Nation/World

Idaho preschooler saved from jaws of mountain lion in rare attack

The first time the mountain lion pawed its way through the Idaho campsite Friday, the cat went unnoticed by everyone except for one woman. Kera Butt was camping with her family in Green Canyon Hot Springs, near Yellowstone National Park, when she caught a glimpse of the animal.

"As we were eating dinner, I turned my head and saw the back part of the cat," Butt told East Idaho News. "I saw it move and I told everyone, 'I just saw a cat.'"

Her family was skeptical. It must have been a different species of animal – perhaps she had mistaken a wolf for the larger predator, they said. Though mountain lions are native to the Yellowstone area, the cats are almost mythical in their ability to go unseen. They are stealthy hunters and usually shy around humans. Moreover, no more than a few dozen live in the 3,000-square-mile park at a time.

Butt's eyes did not deceive her. She had indeed spotted a mountain lion, an event the Idaho Department of Fish and Game called "highly unusual." Stranger still, the big cat would return later that night — in a brief moment that, to the Butt family, unfolded in horror.

By around 9 p.m. Friday night the family had dispersed throughout the campground after dinner. A few cousins went down to the creek to play. Butt had taken one of her daughters to use the bathroom in the forest, said Jim Sevy, a relative, in an interview with East Idaho News. Just beforehand, she put her daughter Kelsi, 4, in the tent to take a nap.

But Kelsi emerged soon after to join her cousins in the stream. "She got out of the tent because she couldn't find her shoe," Sevy, Kelsi's grandfather, said.

In that moment, the mountain lion struck. The adults in the family heard screaming – one of the 10-year-old cousins had witnessed the ambush. And as they ran toward the sounds, they saw the cat holding Kelsi in its mouth.

ADVERTISEMENT

"The cat bit Kelsi on the side and tried to pick her up and drag her a little bit," Butt told East Idaho News. When the animal could no longer keep the child in its teeth, it attempted to grip her in its paws.

The Butts rallied to Kelsi's defense. They hollered at the animal until it gave up and fled as swiftly as it had come.
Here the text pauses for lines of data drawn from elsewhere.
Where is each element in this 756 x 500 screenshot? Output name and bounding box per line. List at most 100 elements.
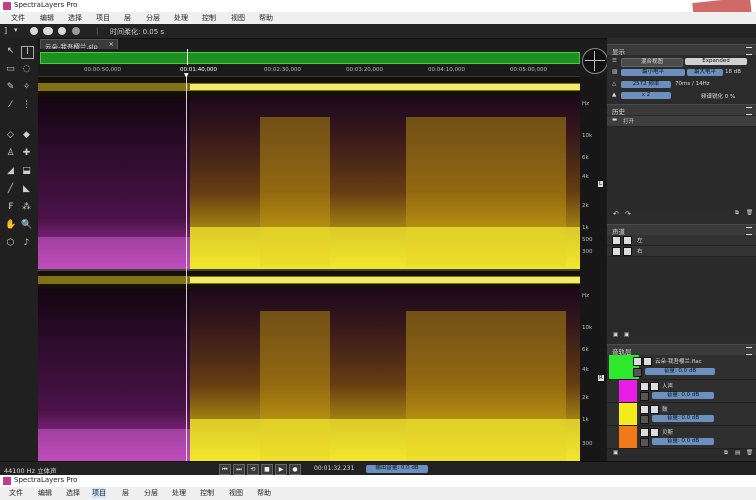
visibility-icon[interactable]: [640, 405, 649, 414]
channel-options-icon[interactable]: ▣: [613, 332, 618, 338]
channel-row-right[interactable]: 右: [607, 246, 756, 257]
menu-help[interactable]: 帮助: [259, 13, 273, 23]
layer-bass[interactable]: 贝斯 音量: 0.0 dB: [607, 426, 756, 449]
brush-tool-icon[interactable]: ⁄: [5, 100, 16, 111]
menu-view[interactable]: 视图: [229, 488, 243, 498]
mute-icon[interactable]: [623, 247, 632, 256]
menu-icon[interactable]: [746, 107, 752, 115]
pen-tool-icon[interactable]: ✎: [5, 82, 16, 93]
link-icon[interactable]: [633, 368, 642, 377]
stamp-tool-icon[interactable]: ♙: [5, 148, 16, 159]
display-mode-icon[interactable]: ☰: [612, 58, 617, 64]
zoom-tool-icon[interactable]: 🔍: [21, 220, 32, 231]
play-button[interactable]: ▶: [275, 464, 287, 475]
frequency-scale[interactable]: Hz 10k 6k 4k 2k 1k 500 300 L Hz 10k 6k 4…: [580, 77, 606, 461]
overview-navigator[interactable]: [38, 49, 580, 65]
spectrogram-right-channel[interactable]: [38, 271, 580, 461]
heal-tool-icon[interactable]: ✚: [21, 148, 32, 159]
close-tab-icon[interactable]: ×: [109, 40, 114, 48]
menu-icon[interactable]: [746, 47, 752, 55]
duplicate-layer-icon[interactable]: ▤: [735, 450, 740, 456]
max-level-field[interactable]: 最大电平: [687, 69, 723, 76]
eyedropper-tool-icon[interactable]: ⁂: [21, 202, 32, 213]
mute-icon[interactable]: [643, 357, 652, 366]
layer-drums[interactable]: 鼓 音量: 0.0 dB: [607, 403, 756, 426]
eraser-alt-icon[interactable]: ◆: [21, 130, 32, 141]
undo-icon[interactable]: ↶: [613, 210, 619, 218]
layer-vocals[interactable]: 人声 音量: 0.0 dB: [607, 380, 756, 403]
min-level-field[interactable]: 最小电平: [621, 69, 685, 76]
link-icon[interactable]: [640, 438, 649, 447]
left-channel-marker[interactable]: L: [598, 181, 604, 187]
link-icon[interactable]: [640, 392, 649, 401]
menu-process[interactable]: 处理: [174, 13, 188, 23]
visibility-icon[interactable]: [633, 357, 642, 366]
eraser-tool-icon[interactable]: ◇: [5, 130, 16, 141]
menu-layer[interactable]: 层: [122, 488, 129, 498]
cursor-icon[interactable]: ]: [4, 26, 7, 35]
text-select-tool-icon[interactable]: I: [21, 46, 34, 59]
overview-range[interactable]: [40, 52, 580, 64]
layer-volume-field[interactable]: 音量: 0.0 dB: [652, 392, 714, 399]
layer-options-icon[interactable]: ▣: [613, 450, 618, 456]
menu-select[interactable]: 选择: [68, 13, 82, 23]
output-volume-field[interactable]: 输出音量: 0.0 dB: [366, 465, 428, 473]
menu-edit[interactable]: 编辑: [38, 488, 52, 498]
hand-tool-icon[interactable]: ✋: [5, 220, 16, 231]
menu-icon[interactable]: [746, 347, 752, 355]
channel-options-icon[interactable]: ▣: [624, 332, 629, 338]
menu-select[interactable]: 选择: [66, 488, 80, 498]
visibility-icon[interactable]: [640, 428, 649, 437]
visibility-icon[interactable]: [640, 382, 649, 391]
display-panel-header[interactable]: 显示: [607, 44, 756, 56]
layer-main[interactable]: 云朵-我吾樱兰.flac 音量: 0.0 dB: [607, 355, 756, 380]
menu-control[interactable]: 控制: [202, 13, 216, 23]
menu-project[interactable]: 项目: [92, 488, 106, 498]
record-button[interactable]: ●: [289, 464, 301, 475]
brush-soft-icon[interactable]: [43, 27, 53, 35]
layers-panel-header[interactable]: 音轨层: [607, 344, 756, 356]
dodge-tool-icon[interactable]: ◢: [5, 166, 16, 177]
speaker-icon[interactable]: ♪: [21, 238, 32, 249]
menu-unmix[interactable]: 分层: [146, 13, 160, 23]
lasso-tool-icon[interactable]: ◌: [21, 64, 32, 75]
view-navigator-dial[interactable]: [582, 48, 608, 74]
delete-layer-icon[interactable]: 🗑: [746, 450, 753, 456]
mute-icon[interactable]: [650, 428, 659, 437]
move-tool-icon[interactable]: ↖: [5, 46, 16, 57]
go-to-start-button[interactable]: ⏮: [219, 464, 231, 475]
layer-volume-field[interactable]: 音量: 0.0 dB: [652, 438, 714, 445]
fft-size-field[interactable]: 2572 频率: [621, 81, 671, 88]
mute-icon[interactable]: [650, 405, 659, 414]
channel-panel-header[interactable]: 声道: [607, 224, 756, 236]
delete-icon[interactable]: 🗑: [746, 210, 753, 216]
rectangle-select-icon[interactable]: ▭: [5, 64, 16, 75]
menu-view[interactable]: 视图: [231, 13, 245, 23]
brush-medium-icon[interactable]: [58, 27, 66, 35]
copy-icon[interactable]: ⧉: [735, 210, 739, 217]
mixed-view-button[interactable]: 混合视图: [621, 58, 683, 67]
3d-view-icon[interactable]: ⬡: [5, 238, 16, 249]
view-mode-dropdown[interactable]: Expanded: [685, 58, 747, 65]
mute-icon[interactable]: [623, 236, 632, 245]
time-ruler[interactable]: 00:00:50,000 00:01:40,000 00:02:30,000 0…: [38, 66, 580, 79]
menu-file[interactable]: 文件: [9, 488, 23, 498]
menu-control[interactable]: 控制: [200, 488, 214, 498]
layer-volume-field[interactable]: 音量: 0.0 dB: [652, 415, 714, 422]
menu-layer[interactable]: 层: [124, 13, 131, 23]
time-smoothing-field[interactable]: 时间柔化: 0.05 s: [110, 27, 164, 37]
menu-project[interactable]: 项目: [96, 13, 110, 23]
spectrogram-left-channel[interactable]: [38, 77, 580, 269]
mute-icon[interactable]: [650, 382, 659, 391]
menu-unmix[interactable]: 分层: [144, 488, 158, 498]
brush-mode-icon[interactable]: [30, 27, 38, 35]
stop-button[interactable]: ■: [261, 464, 273, 475]
visibility-icon[interactable]: [612, 247, 621, 256]
magic-wand-icon[interactable]: ✧: [21, 82, 32, 93]
sharpen-tool-icon[interactable]: ◣: [21, 184, 32, 195]
menu-file[interactable]: 文件: [11, 13, 25, 23]
sample-rate-field[interactable]: x 2: [621, 92, 671, 99]
link-icon[interactable]: [640, 415, 649, 424]
pencil-tool-icon[interactable]: ╱: [5, 184, 16, 195]
menu-edit[interactable]: 编辑: [40, 13, 54, 23]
"The family began yelling at the cougar," said Gregg Losinski, a conservationist with the Idaho Fish and Game Department, to the Rexburg Standard Journal, "and it dropped the girl and fled."

Mountain lion attacks on humans are rare. In one study of reported attacks in the U.S. between 1950 and 2009, researchers found 141 victims and 15 deaths, with reported attacks peaking in 1990. When mountain lions prey upon children, about one in four attacks are fatal, a group of Canadian scientists concluded in a 1998 survey of 50 attacks. Should a big cat attack, anecdotal evidence suggests fending it off with a rock or stick can be successful – though experts warn that bending over to pick up a weapon, or to lift a child, can expose vulnerable necks.

In Kelsi's case, the sound was enough fury. The animal disappeared after letting the child go relatively unharmed, considering the circumstances. "She is doing fine," Sevy told East Idaho News. "Her great-grandpa gave her a priesthood blessing and told her she will have stories to tell."

The girl was treated for scratch marks and puncture wounds on her arm, thigh and back, and was given a shot for rabies. Quick thinking and vigilance, the Fish and Game Department said in a press release, averted a tragedy. Butt was not immediately able to respond to a message from The Washington Post for comment.

As for the mountain lion, a young female cat was found nearby the camp early Saturday. Authorities recruited Mike Pimentel, a local hunter, to track the cat; his hounds treed a mountain lion around 2 a.m., according to the Fish and Game department. The lion was killed by Madison County Sheriff's Office deputies.

Through it all, Butt said she knew Kelsi was going to make it through the attack, as she told East Idaho News. "I just had this comfort that she was okay and I felt like angels were there protecting her," Butt said. And to show a mountain lion attack can't keep a preschooler down, Kelsi was firm in that she wanted go to church on Sunday to display her injuries to her friends.